Businesses acquire and dissolve constantly; things work and they don’t. This isn’t anything new for Boston, a city that just severed ties with the idea of hosting the Olympics more gracefully than Masci and Nicosia seem to be handling their farmers market dispute. Though some resentment is to be expected as this collaboration falls through, it seems ironic that these two are handling it so poorly. For 10 years they had been working together on facilitating an environment that seems to highlight the ability for collaboration and support of all things local.

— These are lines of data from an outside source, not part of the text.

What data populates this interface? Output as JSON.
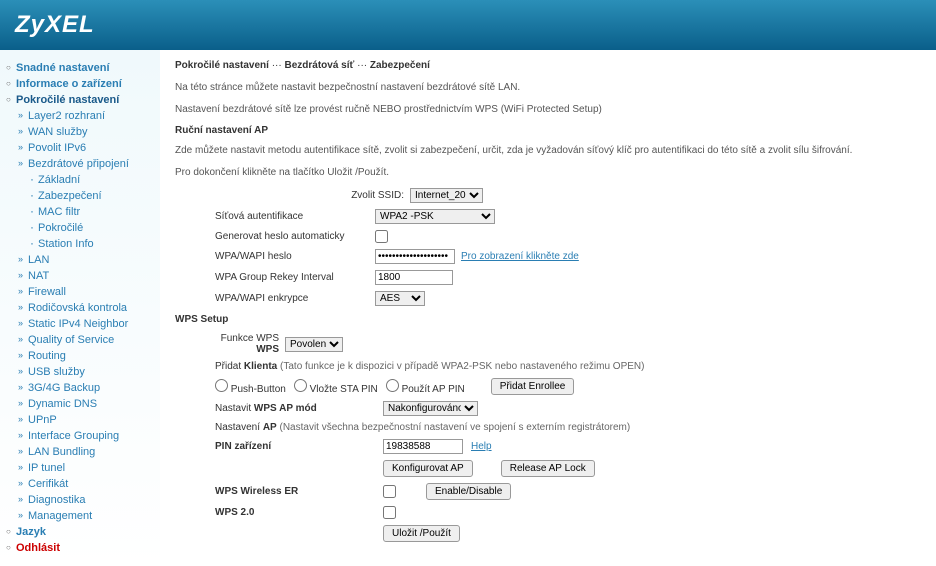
{
  "app": {
    "logo": "ZyXEL"
  },
  "sidebar": [
    {
      "t": "top",
      "label": "Snadné nastavení",
      "bold": true
    },
    {
      "t": "top",
      "label": "Informace o zařízení",
      "bold": true
    },
    {
      "t": "top",
      "label": "Pokročilé nastavení",
      "bold": true,
      "active": true
    },
    {
      "t": "sub",
      "label": "Layer2 rozhraní"
    },
    {
      "t": "sub",
      "label": "WAN služby"
    },
    {
      "t": "sub",
      "label": "Povolit IPv6"
    },
    {
      "t": "sub",
      "label": "Bezdrátové připojení"
    },
    {
      "t": "sub2",
      "label": "Základní"
    },
    {
      "t": "sub2",
      "label": "Zabezpečení"
    },
    {
      "t": "sub2",
      "label": "MAC filtr"
    },
    {
      "t": "sub2",
      "label": "Pokročilé"
    },
    {
      "t": "sub2",
      "label": "Station Info"
    },
    {
      "t": "sub",
      "label": "LAN"
    },
    {
      "t": "sub",
      "label": "NAT"
    },
    {
      "t": "sub",
      "label": "Firewall"
    },
    {
      "t": "sub",
      "label": "Rodičovská kontrola"
    },
    {
      "t": "sub",
      "label": "Static IPv4 Neighbor"
    },
    {
      "t": "sub",
      "label": "Quality of Service"
    },
    {
      "t": "sub",
      "label": "Routing"
    },
    {
      "t": "sub",
      "label": "USB služby"
    },
    {
      "t": "sub",
      "label": "3G/4G Backup"
    },
    {
      "t": "sub",
      "label": "Dynamic DNS"
    },
    {
      "t": "sub",
      "label": "UPnP"
    },
    {
      "t": "sub",
      "label": "Interface Grouping"
    },
    {
      "t": "sub",
      "label": "LAN Bundling"
    },
    {
      "t": "sub",
      "label": "IP tunel"
    },
    {
      "t": "sub",
      "label": "Cerifikát"
    },
    {
      "t": "sub",
      "label": "Diagnostika"
    },
    {
      "t": "sub",
      "label": "Management"
    },
    {
      "t": "top",
      "label": "Jazyk",
      "bold": true
    },
    {
      "t": "top",
      "label": "Odhlásit",
      "bold": true,
      "logout": true
    }
  ],
  "breadcrumb": {
    "a": "Pokročilé nastavení",
    "b": "Bezdrátová síť",
    "c": "Zabezpečení",
    "sep": "···"
  },
  "intro1": "Na této stránce můžete nastavit bezpečnostní nastavení bezdrátové sítě LAN.",
  "intro2": "Nastavení bezdrátové sítě lze provést ručně   NEBO   prostřednictvím WPS (WiFi Protected Setup)",
  "manual": {
    "title": "Ruční nastavení AP",
    "desc": "Zde můžete nastavit metodu autentifikace sítě, zvolit si zabezpečení, určit, zda je vyžadován síťový klíč pro autentifikaci do této sítě a zvolit sílu šifrování.",
    "desc2": "Pro dokončení klikněte na tlačítko Uložit /Použít.",
    "ssid_label": "Zvolit SSID:",
    "ssid_value": "Internet_20",
    "auth_label": "Síťová autentifikace",
    "auth_value": "WPA2 -PSK",
    "gen_label": "Generovat heslo automaticky",
    "pass_label": "WPA/WAPI heslo",
    "pass_value": "••••••••••••••••••••",
    "pass_link": "Pro zobrazení klikněte zde",
    "rekey_label": "WPA Group Rekey Interval",
    "rekey_value": "1800",
    "enc_label": "WPA/WAPI enkrypce",
    "enc_value": "AES"
  },
  "wps": {
    "title": "WPS Setup",
    "func_label": "Funkce WPS",
    "func_value": "Povoleno",
    "client_pre": "Přidat ",
    "client_bold": "Klienta",
    "client_note": " (Tato funkce je k dispozici v případě WPA2-PSK nebo nastaveného režimu OPEN)",
    "opt_push": "Push-Button",
    "opt_sta": "Vložte STA PIN",
    "opt_ap": "Použít AP PIN",
    "add_btn": "Přidat Enrollee",
    "mode_pre": "Nastavit ",
    "mode_bold": "WPS AP mód",
    "mode_value": "Nakonfigurováno",
    "ap_pre": "Nastavení ",
    "ap_bold": "AP",
    "ap_note": " (Nastavit všechna bezpečnostní nastavení ve spojení s externím registrátorem)",
    "pin_label": "PIN zařízení",
    "pin_value": "19838588",
    "pin_help": "Help",
    "cfg_btn": "Konfigurovat AP",
    "rel_btn": "Release AP Lock",
    "er_label": "WPS Wireless ER",
    "er_btn": "Enable/Disable",
    "wps2_label": "WPS 2.0",
    "save_btn": "Uložit /Použít"
  }
}
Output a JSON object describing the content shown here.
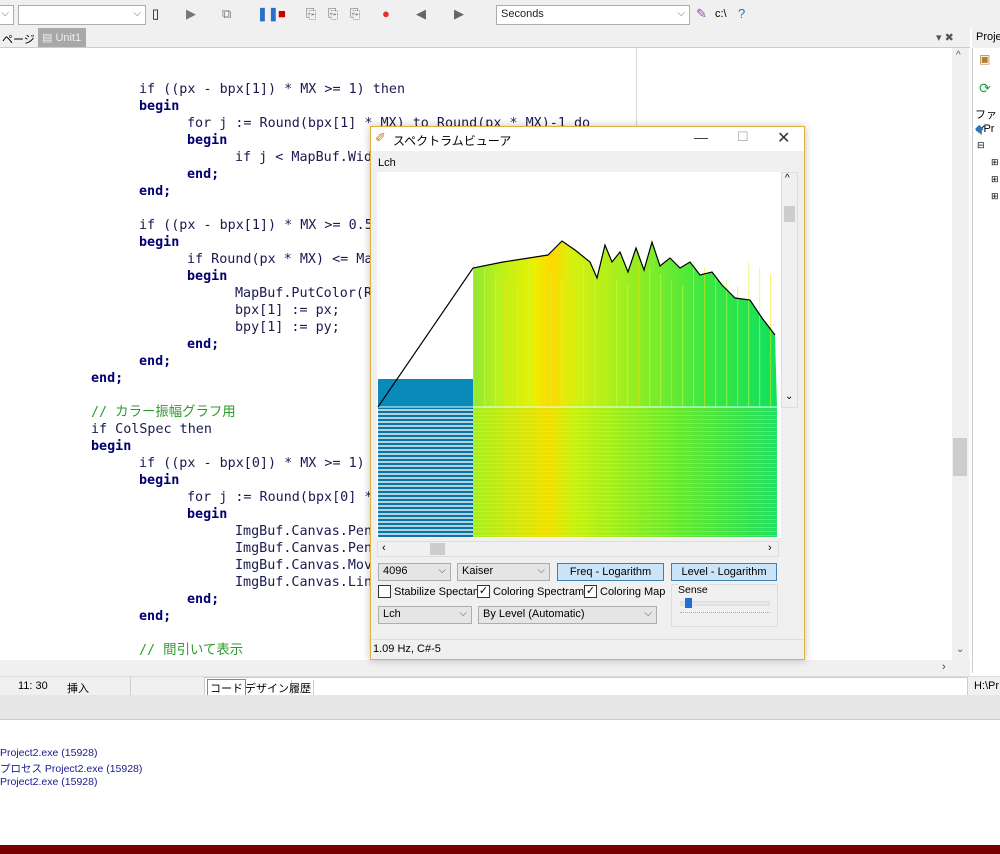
{
  "toolbar": {
    "config_combo": "",
    "target_combo": "",
    "search_combo": "Seconds",
    "path_label": "c:\\"
  },
  "tabs": {
    "pages_label": "ページ",
    "unit_tab": "Unit1",
    "project_tab": "Proje"
  },
  "editor": {
    "lines": [
      {
        "y": 0,
        "l": 1,
        "t": "if ((px - bpx[1]) * MX >= 1) then"
      },
      {
        "l": 1,
        "t": "begin"
      },
      {
        "l": 2,
        "t": "for j := Round(bpx[1] * MX) to Round(px * MX)-1 do"
      },
      {
        "l": 2,
        "t": "begin"
      },
      {
        "l": 3,
        "t": "if j < MapBuf.Wid"
      },
      {
        "l": 2,
        "t": "end;"
      },
      {
        "l": 1,
        "t": "end;"
      },
      {
        "l": 0,
        "t": ""
      },
      {
        "l": 1,
        "t": "if ((px - bpx[1]) * MX >= 0.5"
      },
      {
        "l": 1,
        "t": "begin"
      },
      {
        "l": 2,
        "t": "if Round(px * MX) <= Ma"
      },
      {
        "l": 2,
        "t": "begin"
      },
      {
        "l": 3,
        "t": "MapBuf.PutColor(R"
      },
      {
        "l": 3,
        "t": "bpx[1] := px;"
      },
      {
        "l": 3,
        "t": "bpy[1] := py;"
      },
      {
        "l": 2,
        "t": "end;"
      },
      {
        "l": 1,
        "t": "end;"
      },
      {
        "l": 0,
        "t": "end;"
      },
      {
        "l": 0,
        "t": ""
      },
      {
        "l": 0,
        "t": "// カラー振幅グラフ用"
      },
      {
        "l": 0,
        "t": "if ColSpec then"
      },
      {
        "l": 0,
        "t": "begin"
      },
      {
        "l": 1,
        "t": "if ((px - bpx[0]) * MX >= 1)"
      },
      {
        "l": 1,
        "t": "begin"
      },
      {
        "l": 2,
        "t": "for j := Round(bpx[0] *"
      },
      {
        "l": 2,
        "t": "begin"
      },
      {
        "l": 3,
        "t": "ImgBuf.Canvas.Pen"
      },
      {
        "l": 3,
        "t": "ImgBuf.Canvas.Pen"
      },
      {
        "l": 3,
        "t": "ImgBuf.Canvas.Mov"
      },
      {
        "l": 3,
        "t": "ImgBuf.Canvas.Lin"
      },
      {
        "l": 2,
        "t": "end;"
      },
      {
        "l": 1,
        "t": "end;"
      },
      {
        "l": 0,
        "t": ""
      },
      {
        "l": 1,
        "t": "// 間引いて表示"
      }
    ]
  },
  "right_panel": {
    "file_label": "ファイ",
    "project_item": "Pr"
  },
  "status": {
    "position": "11: 30",
    "mode": "挿入",
    "tabs": [
      "コード",
      "デザイン",
      "履歴"
    ],
    "path": "H:\\Pr"
  },
  "messages": [
    "Project2.exe (15928)",
    "プロセス Project2.exe (15928)",
    " Project2.exe (15928)"
  ],
  "spectrum_viewer": {
    "title": "スペクトラムビューア",
    "menu": "Lch",
    "fft_size": "4096",
    "window_fn": "Kaiser",
    "freq_button": "Freq - Logarithm",
    "level_button": "Level - Logarithm",
    "stabilize": {
      "label": "Stabilize Spectam",
      "checked": false
    },
    "coloring_spectrum": {
      "label": "Coloring Spectram",
      "checked": true
    },
    "coloring_map": {
      "label": "Coloring Map",
      "checked": true
    },
    "channel": "Lch",
    "color_mode": "By Level (Automatic)",
    "sense_label": "Sense",
    "sense_value": 0.05,
    "status": "1.09 Hz, C#-5"
  },
  "colors": {
    "accent_border": "#e0b040",
    "bottom_bar": "#780000",
    "button": "#cce4f7"
  }
}
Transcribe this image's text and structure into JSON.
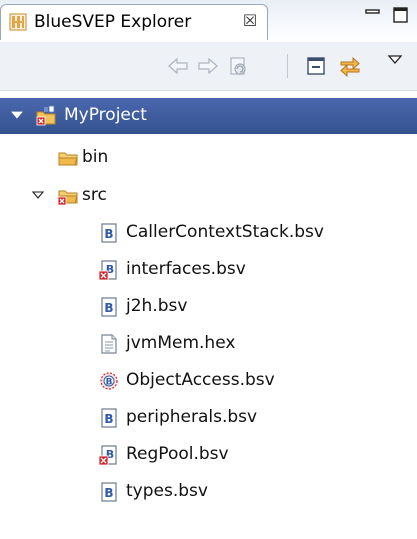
{
  "view": {
    "title": "BlueSVEP Explorer",
    "close_glyph": "☒",
    "buttons": {
      "minimize": "minimize-icon",
      "maximize": "maximize-icon"
    },
    "toolbar": {
      "back": "back-arrow-icon",
      "forward": "forward-arrow-icon",
      "refresh": "refresh-icon",
      "collapse_all": "collapse-all-icon",
      "link_editor": "link-with-editor-icon",
      "view_menu": "view-menu-icon"
    }
  },
  "tree": {
    "project": {
      "label": "MyProject",
      "expanded": true,
      "icon": "project-error-icon"
    },
    "bin": {
      "label": "bin",
      "icon": "folder-icon"
    },
    "src": {
      "label": "src",
      "expanded": true,
      "icon": "folder-error-icon"
    },
    "files": [
      {
        "label": "CallerContextStack.bsv",
        "icon": "bsv-file-icon"
      },
      {
        "label": "interfaces.bsv",
        "icon": "bsv-file-error-icon"
      },
      {
        "label": "j2h.bsv",
        "icon": "bsv-file-icon"
      },
      {
        "label": "jvmMem.hex",
        "icon": "text-file-icon"
      },
      {
        "label": "ObjectAccess.bsv",
        "icon": "bsv-object-icon"
      },
      {
        "label": "peripherals.bsv",
        "icon": "bsv-file-icon"
      },
      {
        "label": "RegPool.bsv",
        "icon": "bsv-file-error-icon"
      },
      {
        "label": "types.bsv",
        "icon": "bsv-file-icon"
      }
    ]
  },
  "colors": {
    "selection": "#3b5a9e",
    "folder": "#e8b04a",
    "bsv_blue": "#2f5aa8",
    "error_red": "#d2232a"
  }
}
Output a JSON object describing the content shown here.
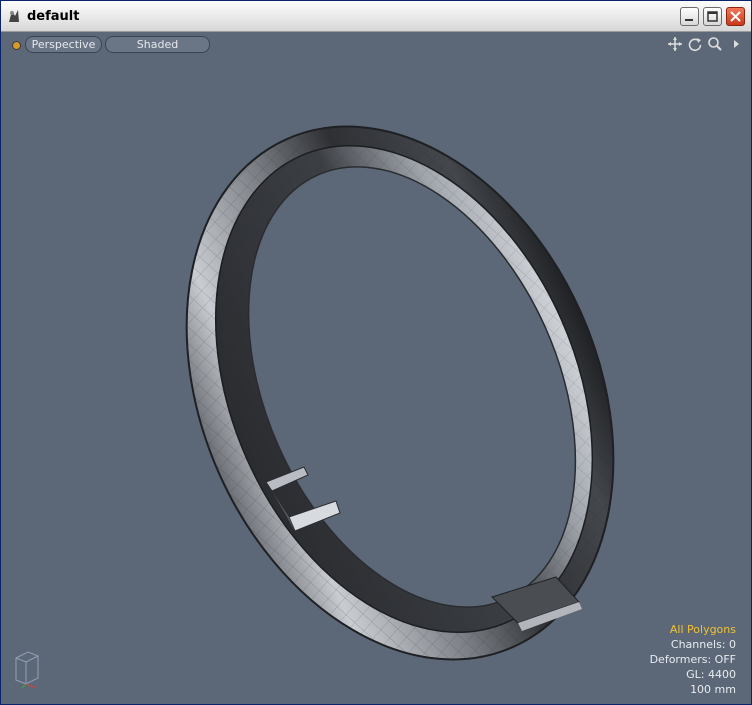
{
  "window": {
    "title": "default"
  },
  "viewport": {
    "view_mode": "Perspective",
    "shading_mode": "Shaded",
    "background_color": "#5c6878"
  },
  "nav_icons": [
    "move-icon",
    "rotate-icon",
    "zoom-icon",
    "menu-arrow-icon"
  ],
  "hud": {
    "selection_mode": "All Polygons",
    "channels": "Channels: 0",
    "deformers": "Deformers: OFF",
    "gl": "GL: 4400",
    "scale": "100 mm"
  },
  "colors": {
    "accent": "#f2c230",
    "title_close": "#c8381c"
  }
}
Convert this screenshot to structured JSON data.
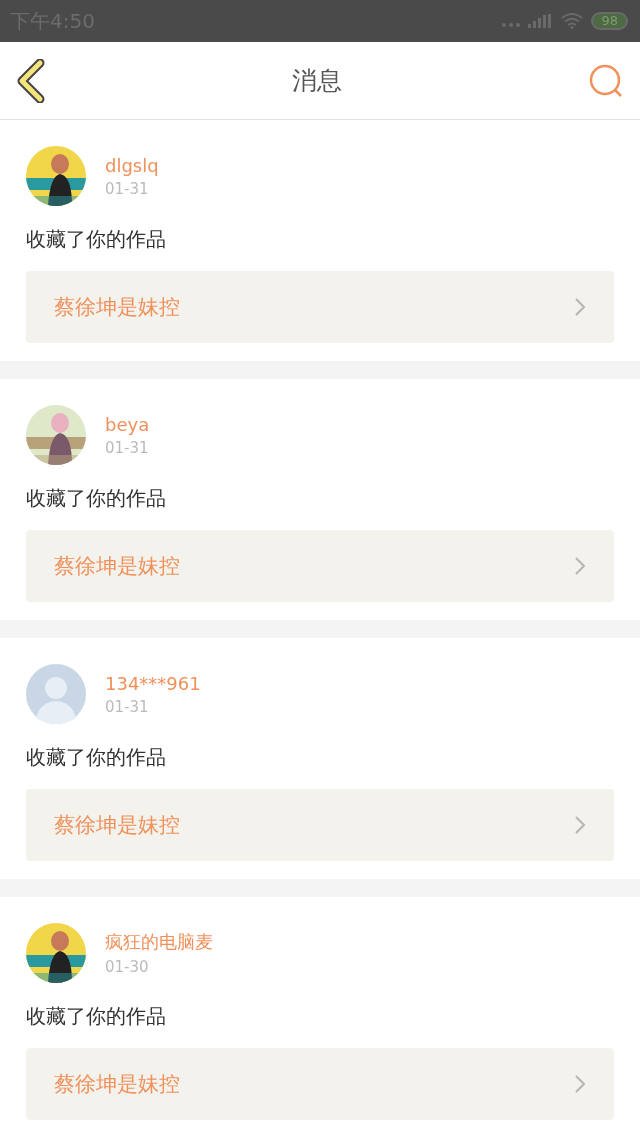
{
  "status_bar": {
    "time": "下午4:50",
    "battery": "98"
  },
  "header": {
    "title": "消息"
  },
  "messages": [
    {
      "user": "dlgslq",
      "date": "01-31",
      "action": "收藏了你的作品",
      "work": "蔡徐坤是妹控"
    },
    {
      "user": "beya",
      "date": "01-31",
      "action": "收藏了你的作品",
      "work": "蔡徐坤是妹控"
    },
    {
      "user": "134***961",
      "date": "01-31",
      "avatar": {
        "kind": "default"
      },
      "action": "收藏了你的作品",
      "work": "蔡徐坤是妹控"
    },
    {
      "user": "疯狂的电脑麦",
      "date": "01-30",
      "action": "收藏了你的作品",
      "work": "蔡徐坤是妹控"
    }
  ]
}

SoWa is a setting that fosters teamwork and partnership. Vendors and sellers rely on the loyalty of the public to support small businesses instead of the overwhelming presence of large commercial retailers. People go to the market to buy their organic bouquets and handmade trinkets, of course, but another feature of SoWa is the ability to avoid the drama and politics that seems to characterize big business. Shoppers browse tents to feel good about what they are buying, who they are supporting, and the environment they are encouraging. Not only does the behavior between Masci and Nicosia threaten the success of the market, but the honesty of what it stands for. The move to a less than desireable location threatens vendors’ ability to maintain the same level of success they have had for the past decade. With rumors of Nicosia opening a rival market after the move, their drama may force the independent retailers, who pride themselves on collaboration, to adjust to a competitive strategy.

Although the consequences of this market mayhem will really take effect next spring, it’s clear that the two ex-partners are being closed-minded about the future of their “open” market.